8 September: Only Fools and Horses

40 years ago in 1981, Only Fools and Horses first appeared on TV. 10 things you might not know about the show:

  1. Although it's consistently voted as one of Britain's favourite sitcoms, and the final episode, Time On Our Hands, was watched by 24.3 million viewers in 1996, the first series was actually a bit of a flop. The only reason any more were made at all is because the BBC at the time had a policy of making two series of anything. Perhaps they knew some things were slow burners.
  2. The show ran for 7 seasons and there are 64 episodes in total. They were all written by John Sullivan.
  3. So what's it about? The central characters are two brothers, Del and Rodney, who live in a council flat. Del has been looking after his much younger brother Rodney since their mother died and their father left. The pair are market traders in Peckham, South London, selling dodgy goods from a suitcase and dreaming of becoming millionaires, which they finally do at the end of the final series.

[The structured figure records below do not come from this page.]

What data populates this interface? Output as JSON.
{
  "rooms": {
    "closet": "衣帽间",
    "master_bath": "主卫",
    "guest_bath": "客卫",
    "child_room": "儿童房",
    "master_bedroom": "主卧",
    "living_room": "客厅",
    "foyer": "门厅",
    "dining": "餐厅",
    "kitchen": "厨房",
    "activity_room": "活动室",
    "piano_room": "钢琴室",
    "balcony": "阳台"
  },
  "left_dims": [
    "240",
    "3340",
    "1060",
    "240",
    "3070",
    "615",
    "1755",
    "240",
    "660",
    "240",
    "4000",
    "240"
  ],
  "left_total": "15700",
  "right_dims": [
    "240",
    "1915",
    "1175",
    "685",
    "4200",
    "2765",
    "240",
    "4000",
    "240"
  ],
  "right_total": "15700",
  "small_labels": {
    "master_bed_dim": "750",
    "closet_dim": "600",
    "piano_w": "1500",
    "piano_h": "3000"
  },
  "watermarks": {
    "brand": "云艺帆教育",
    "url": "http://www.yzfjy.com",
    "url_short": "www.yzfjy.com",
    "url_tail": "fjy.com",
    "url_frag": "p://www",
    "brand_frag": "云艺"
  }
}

  4. John Sullivan is also the writer of the 1970s sitcom Citizen Smith. His initial idea for is next show was a sitcom about Football, but the BBC weren't interested. After that he came up with the idea of a cockney market trader in 1980s London, which was accepted.
  5. It was almost called Readies, which is slang for cash and especially £50 notes. However, the title eventually used came from a phrase, “only fools and Horses work for a living”, which fitted in nicely with Del's lifestyle.
  6. It's John Sullivan who sings the opening credits, not Nicholas Lyndhurst, the actor who plays Rodney, as many believe. On the subject of the theme song, the first series had a different one, a saxophone theme produced by Ronnie Hazlehurst.
  7. The block of flats used as Nelson Mandela House is not in Peckham. It's not even in London. It's actually in Bristol.
  8. Trigger's real name is Colin Ball.
  9. Del's eventual partner, Raquel, was only meant to appear once, in a Christmas special called Dates, in which Del signs up to a Dating Agency under the pseudonym Derek Duvel, and is set up on a date with actress Raquel Turner played by Tessa Peake-Jones. However, after a year she appeared again, and became a regular character. It wasn't the first time Tessa Peake-Jones had appeared on the show. In the very first episode, she is an extra in the Nag's Head, and is the first person Del greets when he walks in.
  10. Only Fools and Horses is so iconically British that it featured in Danny Boyle’s Closing Ceremony for the 2012 Olympic Games. A Yellow Reliant Regal van and two characters dressed as Batman and Robin appeared on the stage in reference to the episode Heroes and Villains.